As encoding SVTAV1 in 10-bit is so much slower, I did not encode with a preset slower than S3. However, the S3-10 bit encode was generally better quality than the S1 8-bit encode. At higher VMAF scores, the S6 10-bit encode was a similar quality to the S1 8-bit encode.
So, if the trade-off is speed, how much slower is SVTAV1 when encoding in 10bit? There is significant variation by preset, as shown in the table below (due to the vagaries of timing, I rounded the speed differences to the nearest “20%”).
Preset | Speed difference (approx) |
S3 | 120% slower |
S4 | 140% slower |
S5 | 60% slower |
S6 | 60% slower |
S7 | 80% slower |
S8 | 100% slower |
S9 | 120% slower |
S10 | 40% slower |
S11 | 40% slower |
S12 | 40% slower |
The effect of this slowdown that 10-bit S3 encodes slower than 8-bit S1, and 10-bit S9 encodes slower than 8-bit S6 encodes. But given the 10-bit S3 encode of video is significantly better quality than the 8-bit S1 encode, this will often be an appropriate trade-off. 10-bit S6 encodes only a little bit slower than 8-bit S5, and 300% faster than 8-bit S1, but for encodes with VMAF above about 90, produces similar encodes to 8-bit S1.
Final comments
12 bit video
I tried to encode the video in 12 bit (“-pix_fmt yuv420p12le”) to see if it made any difference. ffmpeg reported that this pixel format was not supported by STVAV1, and encoded it in 10 bit (outputting identical file size and VMAF quality to the other 10 bit encodes).
Graphs
Producing these graphs in excel are the bane of these posts. Making consistent colours is frustratingly manual and time consuming. I have looked at a few alternatives, but did not find anything better.
Harmonic mean for VMAF
As mentioned in an earlier post, I have been using the harmonic mean to determine VMAF scores of video. I was asked on Mastodon about this choice on the basis that regular mean is more common. This is a fair criticism. Harmonic mean is not really intended for this kind of use.

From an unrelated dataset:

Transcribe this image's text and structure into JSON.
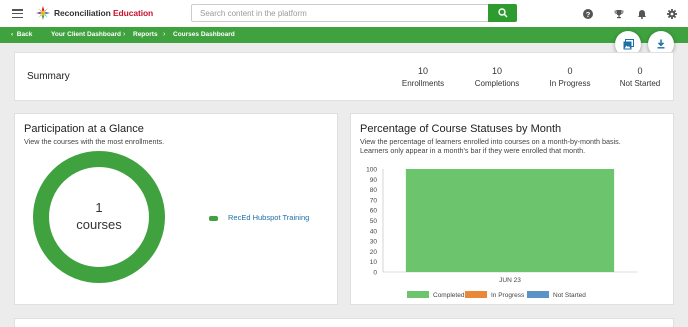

When doing this post, I compared the harmonic and regular mean for the 10-bit encodes in this post, and they were within 0.2% of each other for all encodes until the VMAF score dropped below about 80. It turns out that where the numbers that are being averaged are very close, as when the video is being encoded with a fixed quality, the difference between harmonic mean and regular mean is negligible.
It could be argued that harmonic mean of VMAF gives a useful result as video with highly variable quality will score significantly lower. I will not pretend this is why I chose harmonic mean.
I did keep using the harmonic mean for this analysis as I was comparing it to encode data I already had, and I did not want to extract a different mean from the VMAF XML files. In the future, unless I return to this well of data, I will use the regular mean.